Tudo isto transfigura por completo a fisionomia da cidade, multiplicando as distâncias de forma inacreditável. Já me tinham avisado, ainda em Lisboa, que em Los Angeles quase não se podia andar a pé. Tudo fica longíssimo. Acredito, no entanto, que não há melhor processo de conhecer uma cidade do que percorrê-la a pé, um pouco à deriva. Quis fazer a experiência na primeira manhã passada em Los Angeles. Munido de um pequeno mapa que o Festival facultava aos convidados, com a indicação da localização dos diversos cinemas e hotéis onde se centralizavam pessoas e actos do certame, saí do hotel, em Sunset Boulevard em demanda do Fairfax Theatre, onde, no dia seguinte, iria passar a “Manhã Submersa”. O mapa era de fácil leitura. As ruas e avenidas estendiam-se direitas, cruzando-se numa textura rectilínea. Descia-se Sunset Boulevard até ao cruzamento com a Fairfax, tomava-se por esta abaixo e logo surgiria o cinema. Deixei o hotel por volta das oito e meia da manhã, cerca do meio-dia não tinha avistado ainda o cinema e, como combinara um almoço com a representante do Centro de Turismo de Portugal, telefonei-lhe para casa em busca de auxílio. O cinema escondia-se dois quarteirões a baixo (percorrer cada quarteirão levava cerca de dez minutos), mas descobri então que em Los Angeles não se anda mesmo a pé.

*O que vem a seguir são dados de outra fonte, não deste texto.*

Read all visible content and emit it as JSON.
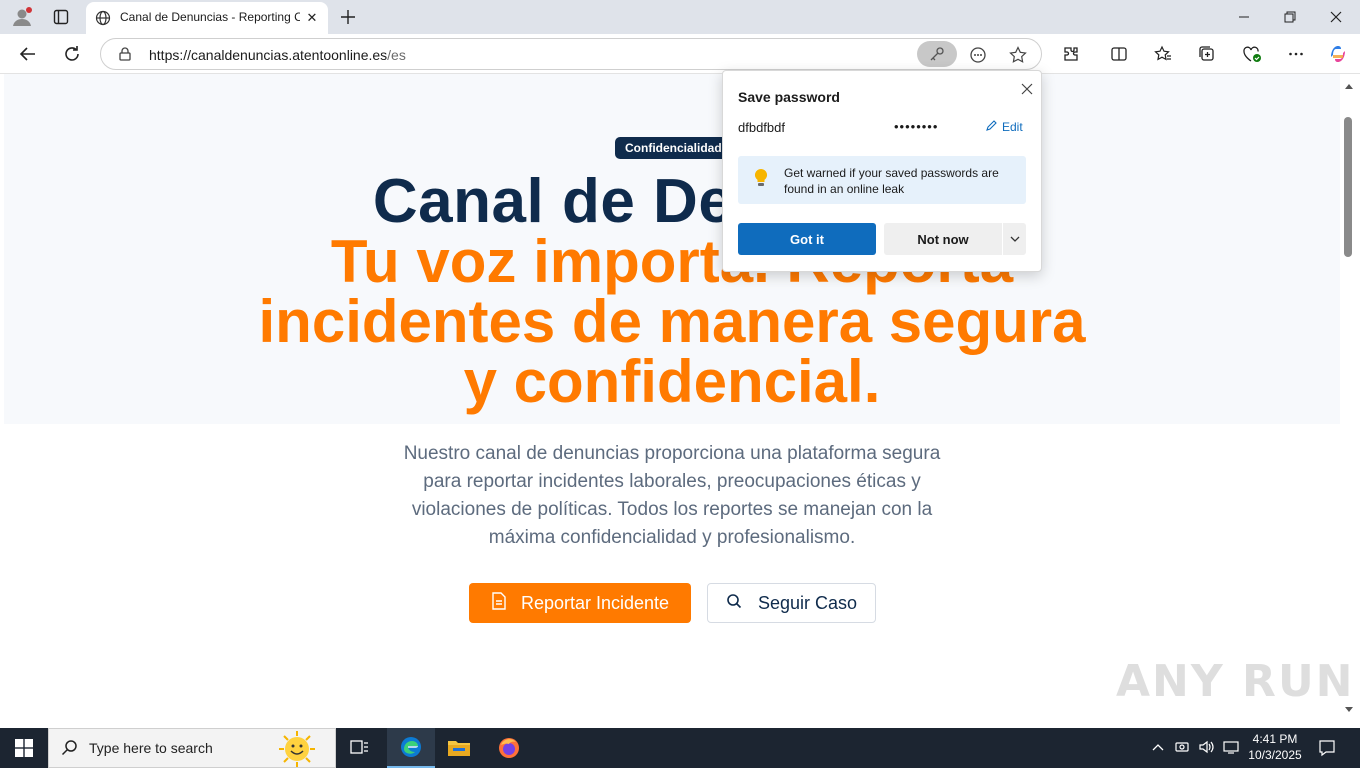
{
  "browser": {
    "tab_title": "Canal de Denuncias - Reporting C",
    "url_host": "https://canaldenuncias.atentoonline.es",
    "url_path": "/es"
  },
  "popup": {
    "title": "Save password",
    "username": "dfbdfbdf",
    "password_mask": "••••••••",
    "edit_label": "Edit",
    "leak_text": "Get warned if your saved passwords are found in an online leak",
    "got_it_label": "Got it",
    "not_now_label": "Not now"
  },
  "page": {
    "badge": "Confidencialidad",
    "heading_main": "Canal de Denuncias",
    "heading_sub": "Tu voz importa. Reporta incidentes de manera segura y confidencial.",
    "description": "Nuestro canal de denuncias proporciona una plataforma segura para reportar incidentes laborales, preocupaciones éticas y violaciones de políticas. Todos los reportes se manejan con la máxima confidencialidad y profesionalismo.",
    "report_button": "Reportar Incidente",
    "follow_button": "Seguir Caso"
  },
  "watermark": "ANY RUN",
  "taskbar": {
    "search_placeholder": "Type here to search",
    "time": "4:41 PM",
    "date": "10/3/2025"
  },
  "colors": {
    "navy": "#0f2b4c",
    "orange": "#ff7a00",
    "edge_blue": "#0f6cbd"
  }
}
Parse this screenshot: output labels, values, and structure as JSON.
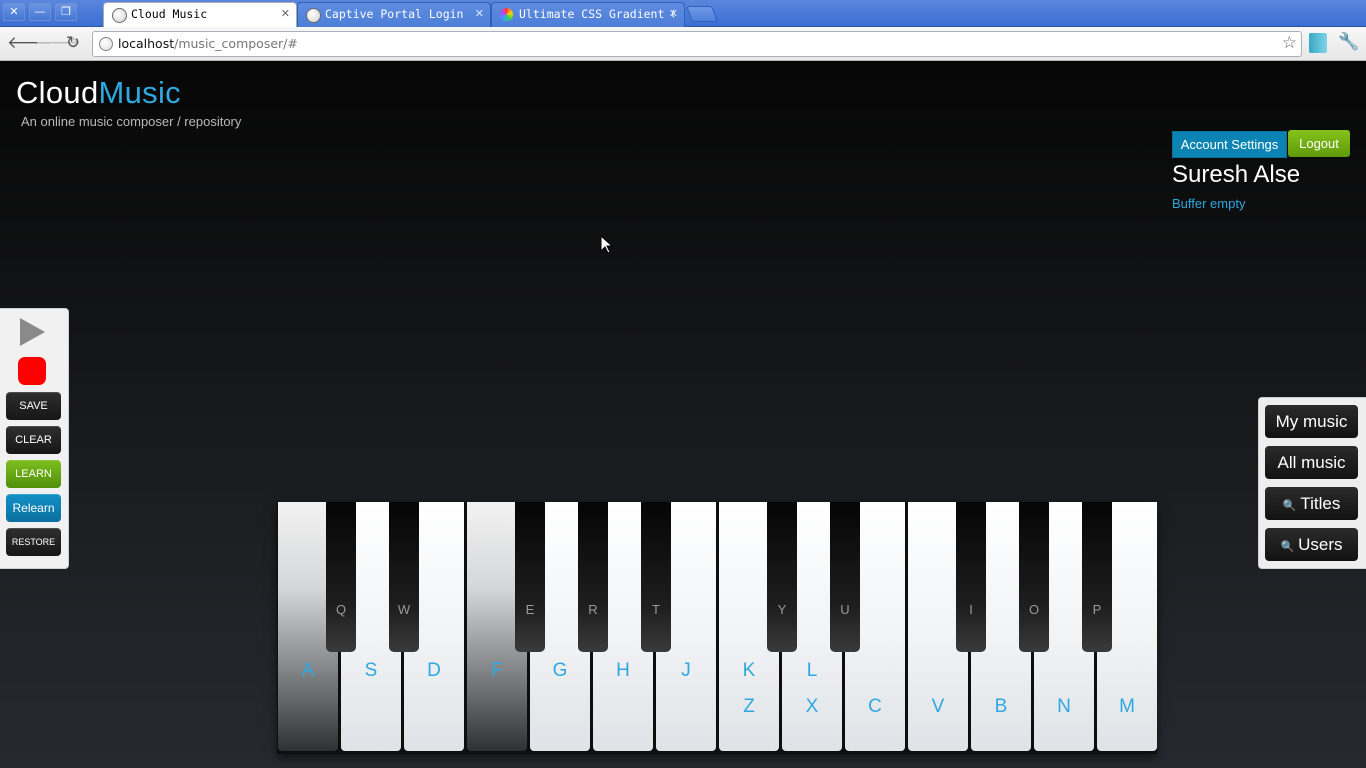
{
  "browser": {
    "tabs": [
      {
        "title": "Cloud Music",
        "active": true
      },
      {
        "title": "Captive Portal Login",
        "active": false
      },
      {
        "title": "Ultimate CSS Gradient Ge",
        "active": false
      }
    ],
    "address": {
      "host": "localhost",
      "path": "/music_composer/#"
    },
    "window_controls": {
      "close": "✕",
      "minimize": "—",
      "restore": "❐"
    },
    "icons": {
      "back": "back-arrow-icon",
      "forward": "forward-arrow-icon",
      "reload": "reload-icon",
      "bookmark": "star-icon",
      "wrench": "wrench-icon"
    }
  },
  "header": {
    "logo_primary": "Cloud",
    "logo_accent": "Music",
    "tagline": "An online music composer / repository",
    "accent_color": "#2ea8e0"
  },
  "account": {
    "settings_label": "Account Settings",
    "logout_label": "Logout",
    "username": "Suresh Alse",
    "buffer_status": "Buffer empty"
  },
  "controls": {
    "save": "SAVE",
    "clear": "CLEAR",
    "learn": "LEARN",
    "relearn": "Relearn",
    "restore": "RESTORE",
    "record_color": "#ff0000"
  },
  "menu": {
    "my_music": "My music",
    "all_music": "All music",
    "titles": "Titles",
    "users": "Users"
  },
  "piano": {
    "white_keys": [
      {
        "label": "A",
        "pressed": true
      },
      {
        "label": "S",
        "pressed": false
      },
      {
        "label": "D",
        "pressed": false
      },
      {
        "label": "F",
        "pressed": true
      },
      {
        "label": "G",
        "pressed": false
      },
      {
        "label": "H",
        "pressed": false
      },
      {
        "label": "J",
        "pressed": false
      },
      {
        "label": "K",
        "alt": "Z",
        "pressed": false
      },
      {
        "label": "L",
        "alt": "X",
        "pressed": false
      },
      {
        "label": "C",
        "pressed": false
      },
      {
        "label": "V",
        "pressed": false
      },
      {
        "label": "B",
        "pressed": false
      },
      {
        "label": "N",
        "pressed": false
      },
      {
        "label": "M",
        "pressed": false
      }
    ],
    "black_keys": [
      "Q",
      "W",
      "E",
      "R",
      "T",
      "Y",
      "U",
      "I",
      "O",
      "P"
    ]
  }
}
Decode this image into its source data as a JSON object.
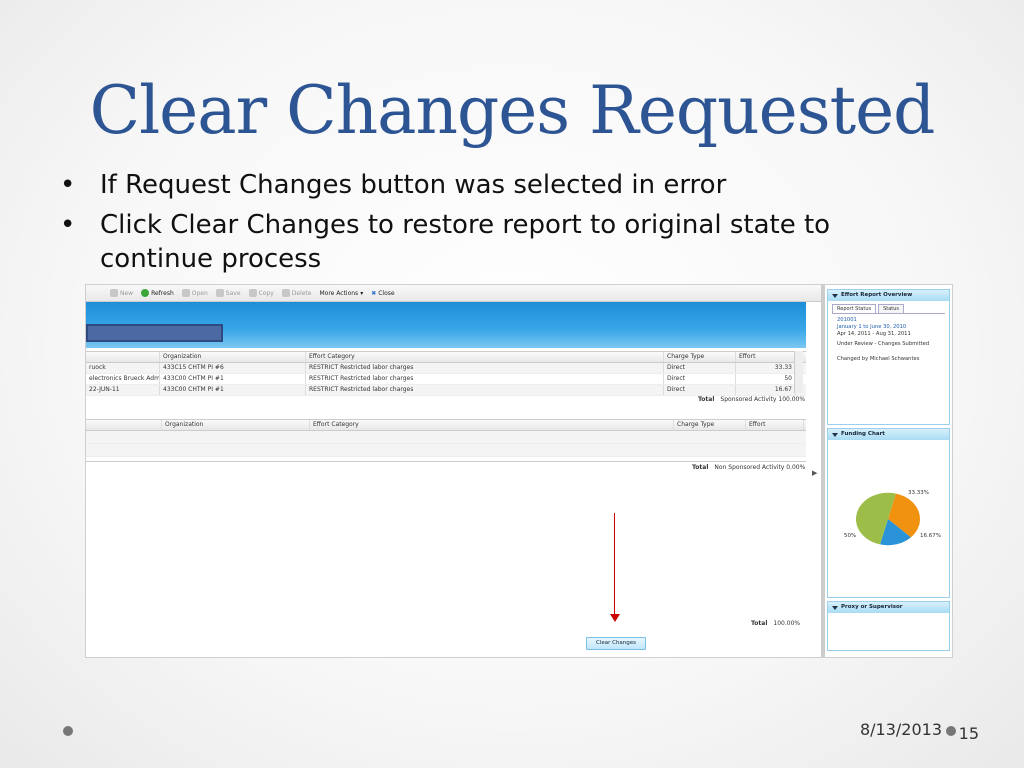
{
  "slide": {
    "title": "Clear Changes Requested",
    "bullets": [
      "If Request Changes button was selected in error",
      "Click Clear Changes to restore report to original  state to continue process"
    ],
    "date": "8/13/2013",
    "page_number": "15"
  },
  "toolbar": {
    "new_label": "New",
    "refresh_label": "Refresh",
    "open_label": "Open",
    "save_label": "Save",
    "copy_label": "Copy",
    "delete_label": "Delete",
    "more_actions_label": "More Actions",
    "close_label": "Close"
  },
  "sponsored_grid": {
    "columns": [
      "",
      "Organization",
      "Effort Category",
      "Charge Type",
      "Effort"
    ],
    "rows": [
      [
        "ruock",
        "433C15 CHTM PI #6",
        "RESTRICT Restricted labor charges",
        "Direct",
        "33.33"
      ],
      [
        "electronics Brueck Adm",
        "433C00 CHTM PI #1",
        "RESTRICT Restricted labor charges",
        "Direct",
        "50"
      ],
      [
        "22-JUN-11",
        "433C00 CHTM PI #1",
        "RESTRICT Restricted labor charges",
        "Direct",
        "16.67"
      ]
    ],
    "total_label": "Total",
    "total_value": "Sponsored Activity 100.00%"
  },
  "non_sponsored_grid": {
    "columns": [
      "",
      "Organization",
      "Effort Category",
      "Charge Type",
      "Effort"
    ],
    "total_label": "Total",
    "total_value": "Non Sponsored Activity 0.00%"
  },
  "grand_total": {
    "label": "Total",
    "value": "100.00%"
  },
  "clear_changes_button": "Clear Changes",
  "overview_panel": {
    "title": "Effort Report Overview",
    "tabs": [
      "Report Status",
      "Status"
    ],
    "report_id": "201001",
    "period": "January 1 to June 30, 2010",
    "dates": "Apr 14, 2011 - Aug 31, 2011",
    "status": "Under Review - Changes Submitted",
    "changed_by": "Changed by Michael Schwantes"
  },
  "funding_panel": {
    "title": "Funding Chart"
  },
  "proxy_panel": {
    "title": "Proxy or Supervisor"
  },
  "chart_data": {
    "type": "pie",
    "values": [
      33.33,
      16.67,
      50
    ],
    "labels": [
      "33.33%",
      "16.67%",
      "50%"
    ],
    "colors": [
      "#f0920f",
      "#2a93d8",
      "#9cbd48"
    ]
  }
}
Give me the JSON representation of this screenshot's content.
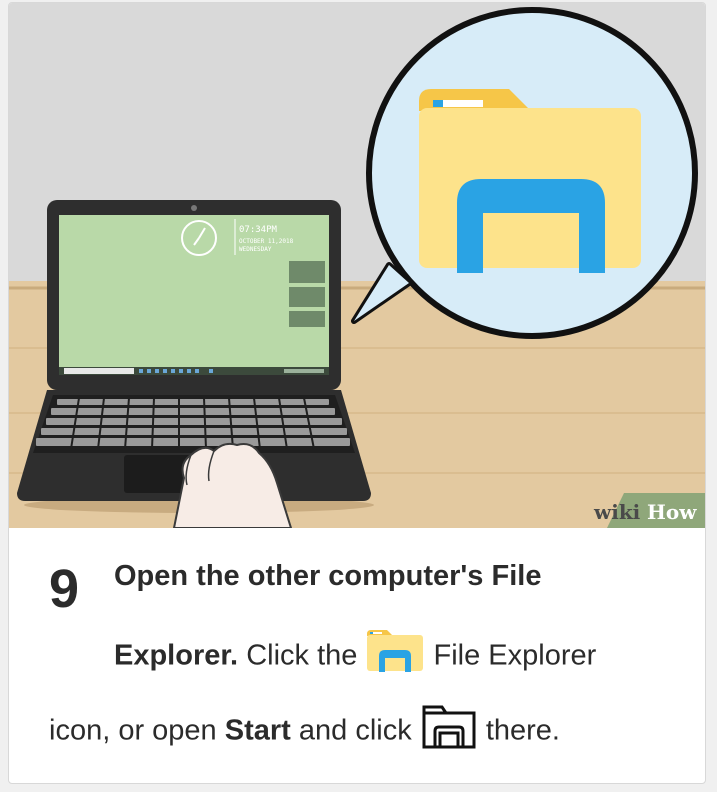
{
  "illustration": {
    "clock_time": "07:34PM",
    "clock_date": "OCTOBER 11,2018",
    "clock_day": "WEDNESDAY",
    "watermark_wiki": "wiki",
    "watermark_how": "How"
  },
  "step": {
    "number": "9",
    "title_line1": "Open the other computer's File",
    "title_line2_bold": "Explorer.",
    "text_click_the": "Click the",
    "text_file_explorer": "File Explorer",
    "text_icon_or_open": "icon, or open",
    "text_start": "Start",
    "text_and_click": "and click",
    "text_there": "there."
  },
  "icons": [
    "file-explorer-icon",
    "file-explorer-outline-icon",
    "clock-icon"
  ],
  "colors": {
    "wall": "#d9d9d9",
    "desk": "#e3c9a0",
    "screen": "#b9d9a8",
    "bubble": "#d7ecf8",
    "folder": "#fde38b",
    "folder_tab": "#f6c648",
    "explorer_blue": "#2aa3e4",
    "watermark_bg": "#8fa77a"
  }
}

Por isso as ruas permanecem quase sem peões, enquanto nas faixas de rodagem, se atropelam os automóveis e carrinhas de toda a espécie e feitio, mas sempre de largas dimensões.
No hotel, quando fizemos o check-in, um empregado da recepção entregara-me uma nota assinada por Warren Beatty e Buck Henry, que pedia para os procurar no secretariado do Festival logo que eu pudesse. Foi, claro, a primeira coisa que fiz. Falei com Buck Henry, nessa altura muito conhecido como argumentista e actor, nomeadamente de filmes de Warren Beatty, que me explicou o porquê da missiva: queria explicar-me algo de estranho que acontecera durante as votações para a eleição dos nomeados para o Óscar de “Melhor Filme de Língua Estrangeira”. Relatou-me então as peripécias e os arranjos políticos que estiveram na base do afastamento de “Manhã Submersa”, de que ambos gostavam muito e defenderam até final. Numa primeira votação, três filmes tinham tido votos que os destacavam dos outros: Kurosawa, Truffaut e Szabo. Depois, para dois lugares, surgiram três filmes com o mesmo número de votos, um espanhol, um soviético e o português. Fizeram-se tantas votações, quantas as necessárias para que o filme português ficasse de fora. Assim foi que um filme português não foi nomeado em 1981. Registei a explicação e as palavras de apreço.

3 comentários:

Sony Hari disse...

Jogada de mestre, deixar o texto no melhor da festa! lol
E já fiz o meu caminho até à Take.
Beijinhos

José Soares disse...

Muito viajei e sorri por essas linhas.

Um grande abraço!
Até breve.

Chico Freitas disse...

Qual é o link?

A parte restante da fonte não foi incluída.